Mas o trabalho voluntário de Binder foi interrompido quando foi detido em 2018 com Sarah Mardini, uma trabalhadora síria de uma ONG que atravessou a nado um trecho do Mediterrâneo com a sua irmã Yusra. A sua história foi ficcionada no filme da Netflix "The Swimmers".
Em entrevista à Euronews, Binder sublinhou a sua frustração face à provação de sete anos que viveu: "Se somos realmente estes criminosos hediondos, não estaríamos já na prisão?", questiona.
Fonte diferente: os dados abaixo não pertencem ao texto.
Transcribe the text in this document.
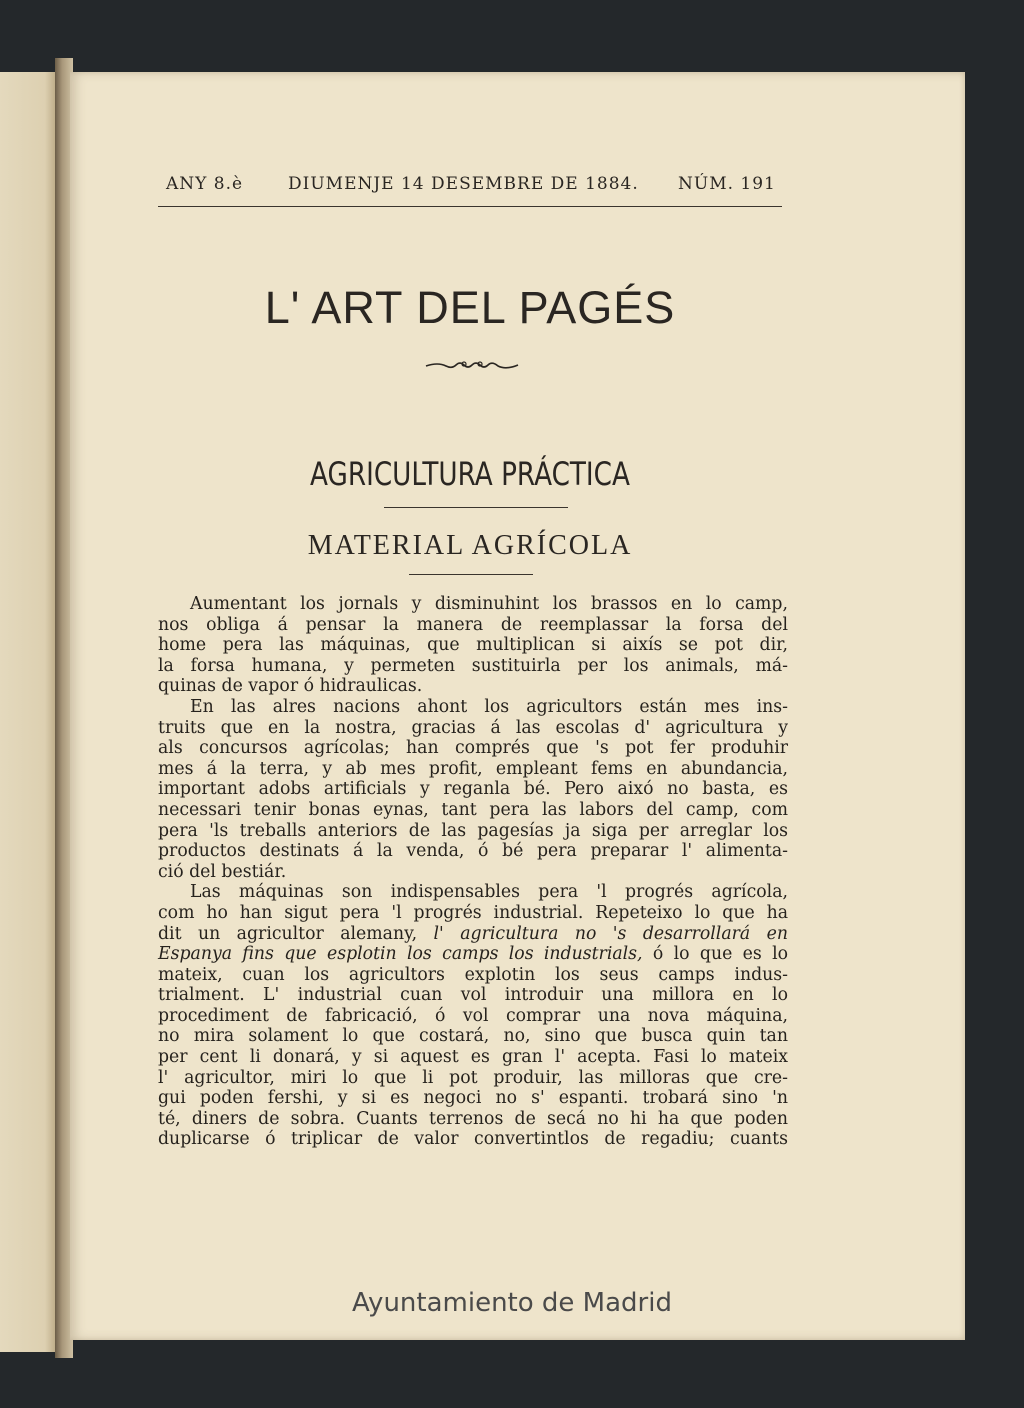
ANY 8.è	DIUMENJE 14 DESEMBRE DE 1884. NÚM. 191
L' ART DEL PAGÉS
AGRICULTURA PRÁCTICA
MATERIAL AGRÍCOLA
Aumentant los jornals y disminuhint los brassos en lo camp,
nos obliga á pensar la manera de reemplassar la forsa del
home pera las máquinas, que multiplican si aixís se pot dir,
la forsa humana, y permeten sustituirla per los animals, má-
quinas de vapor ó hidraulicas.
En las alres nacions ahont los agricultors están mes ins-
truits que en la nostra, gracias á las escolas d' agricultura y
als concursos agrícolas; han comprés que 's pot fer produhir
mes á la terra, y ab mes profit, empleant fems en abundancia,
important adobs artificials y reganla bé. Pero aixó no basta, es
necessari tenir bonas eynas, tant pera las labors del camp, com
pera 'ls treballs anteriors de las pagesías ja siga per arreglar los
productos destinats á la venda, ó bé pera preparar l' alimenta-
ció del bestiár.
Las máquinas son indispensables pera 'l progrés agrícola,
com ho han sigut pera 'l progrés industrial. Repeteixo lo que ha
dit un agricultor alemany, l' agricultura no 's desarrollará en
Espanya fins que esplotin los camps los industrials, ó lo que es lo
mateix, cuan los agricultors explotin los seus camps indus-
trialment. L' industrial cuan vol introduir una millora en lo
procediment de fabricació, ó vol comprar una nova máquina,
no mira solament lo que costará, no, sino que busca quin tan
per cent li donará, y si aquest es gran l' acepta. Fasi lo mateix
l' agricultor, miri lo que li pot produir, las milloras que cre-
gui poden fershi, y si es negoci no s' espanti. trobará sino 'n
té, diners de sobra. Cuants terrenos de secá no hi ha que poden
duplicarse ó triplicar de valor convertintlos de regadiu; cuants
Ayuntamiento de Madrid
Em 2023, Binder e um grupo de outros arguidos foram absolvidos de uma série de contra-ordenações: falsificação, escuta ilegal de frequências de rádio e espionagem. No ano seguinte, os restantes 16 arguidos foram arquivados.
Binder disse à Euronews que, desta vez, está preparado.
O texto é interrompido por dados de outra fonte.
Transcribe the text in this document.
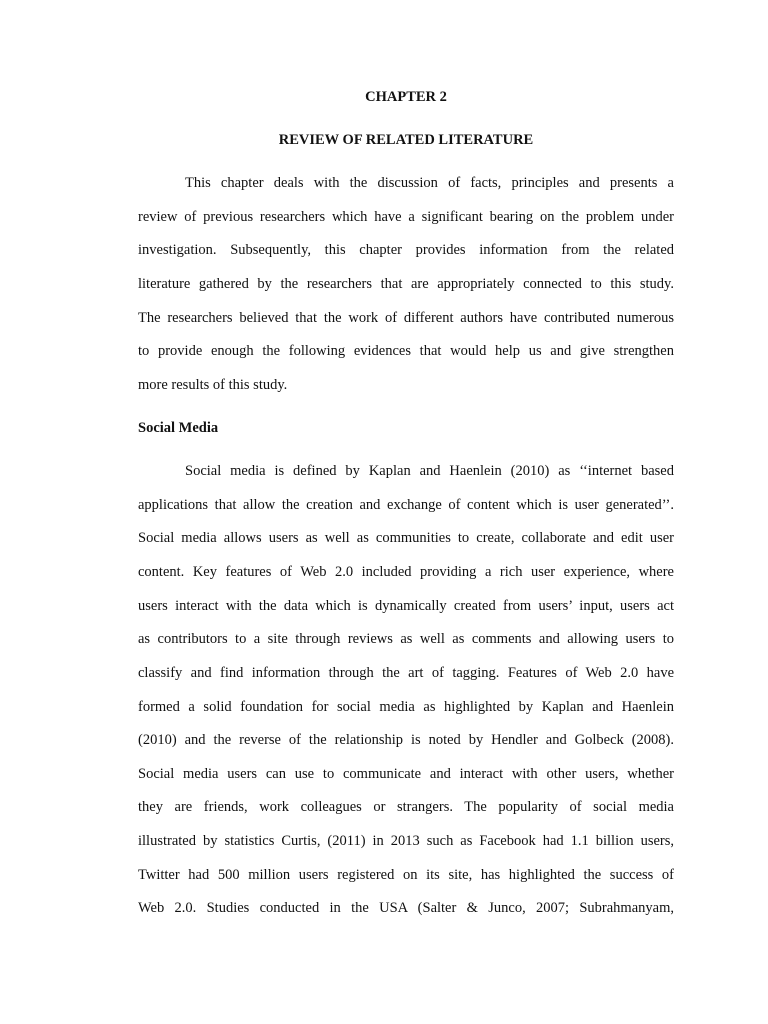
CHAPTER 2
REVIEW OF RELATED LITERATURE
This chapter deals with the discussion of facts, principles and presents a
review of previous researchers which have a significant bearing on the problem under
investigation. Subsequently, this chapter provides information from the related
literature gathered by the researchers that are appropriately connected to this study.
The researchers believed that the work of different authors have contributed numerous
to provide enough the following evidences that would help us and give strengthen
more results of this study.
Social Media
Social media is defined by Kaplan and Haenlein (2010) as ‘‘internet based
applications that allow the creation and exchange of content which is user generated’’.
Social media allows users as well as communities to create, collaborate and edit user
content. Key features of Web 2.0 included providing a rich user experience, where
users interact with the data which is dynamically created from users’ input, users act
as contributors to a site through reviews as well as comments and allowing users to
classify and find information through the art of tagging. Features of Web 2.0 have
formed a solid foundation for social media as highlighted by Kaplan and Haenlein
(2010) and the reverse of the relationship is noted by Hendler and Golbeck (2008).
Social media users can use to communicate and interact with other users, whether
they are friends, work colleagues or strangers. The popularity of social media
illustrated by statistics Curtis, (2011) in 2013 such as Facebook had 1.1 billion users,
Twitter had 500 million users registered on its site, has highlighted the success of
Web 2.0. Studies conducted in the USA (Salter & Junco, 2007; Subrahmanyam,
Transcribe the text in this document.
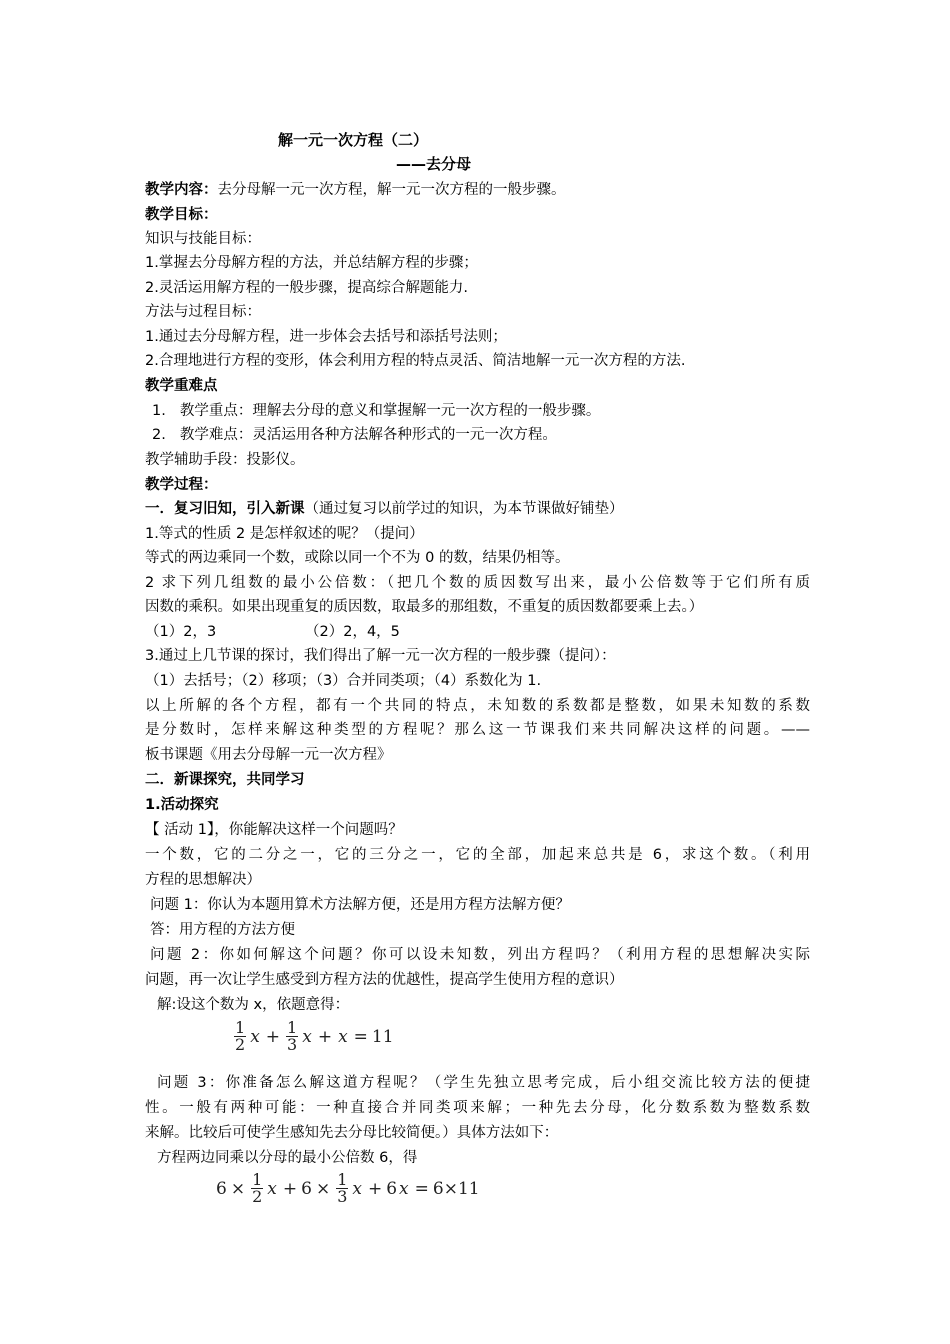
解一元一次方程（二）
——去分母
教学内容：去分母解一元一次方程，解一元一次方程的一般步骤。
教学目标：
知识与技能目标：
1.掌握去分母解方程的方法，并总结解方程的步骤；
2.灵活运用解方程的一般步骤，提高综合解题能力.
方法与过程目标：
1.通过去分母解方程，进一步体会去括号和添括号法则；
2.合理地进行方程的变形，体会利用方程的特点灵活、简洁地解一元一次方程的方法.
教学重难点
1. 教学重点：理解去分母的意义和掌握解一元一次方程的一般步骤。
2. 教学难点：灵活运用各种方法解各种形式的一元一次方程。
教学辅助手段：投影仪。
教学过程：
一．复习旧知，引入新课（通过复习以前学过的知识，为本节课做好铺垫）
1.等式的性质 2 是怎样叙述的呢？（提问）
等式的两边乘同一个数，或除以同一个不为 0 的数，结果仍相等。
2 求下列几组数的最小公倍数：（把几个数的质因数写出来，最小公倍数等于它们所有质
因数的乘积。如果出现重复的质因数，取最多的那组数，不重复的质因数都要乘上去。）
（1）2，3	（2）2，4，5
3.通过上几节课的探讨，我们得出了解一元一次方程的一般步骤（提问）：
（1）去括号；（2）移项；（3）合并同类项；（4）系数化为 1.
以上所解的各个方程，都有一个共同的特点，未知数的系数都是整数，如果未知数的系数
是分数时，怎样来解这种类型的方程呢？那么这一节课我们来共同解决这样的问题。——
板书课题《用去分母解一元一次方程》
二．新课探究，共同学习
1.活动探究
【 活动 1】，你能解决这样一个问题吗？
一个数，它的二分之一，它的三分之一，它的全部，加起来总共是 6，求这个数。（利用
方程的思想解决）
问题 1：你认为本题用算术方法解方便，还是用方程方法解方便？
答：用方程的方法方便
问题 2：你如何解这个问题？你可以设未知数，列出方程吗？（利用方程的思想解决实际
问题，再一次让学生感受到方程方法的优越性，提高学生使用方程的意识）
解:设这个数为 x，依题意得：
$\frac{1}{2}$ $x + \frac{1}{3}$ x + x = 11
问题 3：你准备怎么解这道方程呢？（学生先独立思考完成，后小组交流比较方法的便捷
性。一般有两种可能：一种直接合并同类项来解；一种先去分母，化分数系数为整数系数
来解。比较后可使学生感知先去分母比较简便。）具体方法如下：
方程两边同乘以分母的最小公倍数 6，得
$6 \times \frac{1}{2}$ $x + 6 \times \frac{1}{3}$ x + 6 x = 6×11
"Em termos práticos, preparei-me para a prisão", disse. "Tenho um pequeno fundo de maneio para que a minha mãe e a minha família me possam visitar na prisão. Estou confiante de que o que fiz foi correto. Estou menos confiante de que a polícia tem feito a coisa certa durante todos estes anos. Mas continuo otimista quanto à atuação do poder judicial. Afinal de contas, estamos no berço da democracia".
Chegadas empurradas para um "estado de invisibilidade"
Atualmente, não há ONG a conduzir operações de busca e salvamento ou a dar resposta de emergência durante os desembarques em Lesbos, apesar de mais de 3.500 pessoas terem chegado à ilha este ano, de acordo com a agência de refugiados da ONU.
O último desembarque em que estiveram presentes socorristas teve lugar em março de 2020. No mesmo ano, o governo grego reforçou as regras de registo das organizações e indivíduos que trabalham com requerentes de asilo e migrantes.
Franziska Grillmeier, jornalista freelancer que tem feito reportagens sobre a situação nas fronteiras externas da UE, com destaque para Lesbos, explicou que, desde a altura da detenção de Binder, "tornou-se muito mais normal impedir o trabalho dos socorristas e dos trabalhadores humanitários nas ilhas do mar Egeu".
"Significa que tudo foi empurrado para um estado de invisibilidade", disse. "Não vemos o que está a acontecer. Como jornalista aqui presente, não seria capaz de documentar a chegada de um barco sem que me fizessem muitas perguntas".
O diretor-executivo da Amnistia Internacional da Bélgica, Wies de Graeve, descreveu as acusações contra Binder como "parte de uma tendência que se espalha pela Europa e que está a criminalizar a solidariedade", afirmando que os governos europeus estão a "punir aqueles que tentam preencher essa lacuna perigosa".
Casos semelhantes ao de Binder foram apresentados em vários países europeus. Em 2018, três bombeiros espanhóis envolvidos em missões de salvamento de migrantes e refugiados em Lesbos foram levados a julgamento por contrabando, mas acabaram por ser absolvidos.
A ONG PICUM, sediada em Bruxelas, afirma que 142 pessoas enfrentarão processos judiciais semelhantes em 2024.
Durante os anos em que Binder esteve a aguardar julgamento, assistiu-se também a uma forte reviravolta na política europeia em matéria de migração, com os líderes a adoptarem cada vez mais pontos de vista de linha dura e a explorarem formas novas e "inovadoras" de travar as chegadas.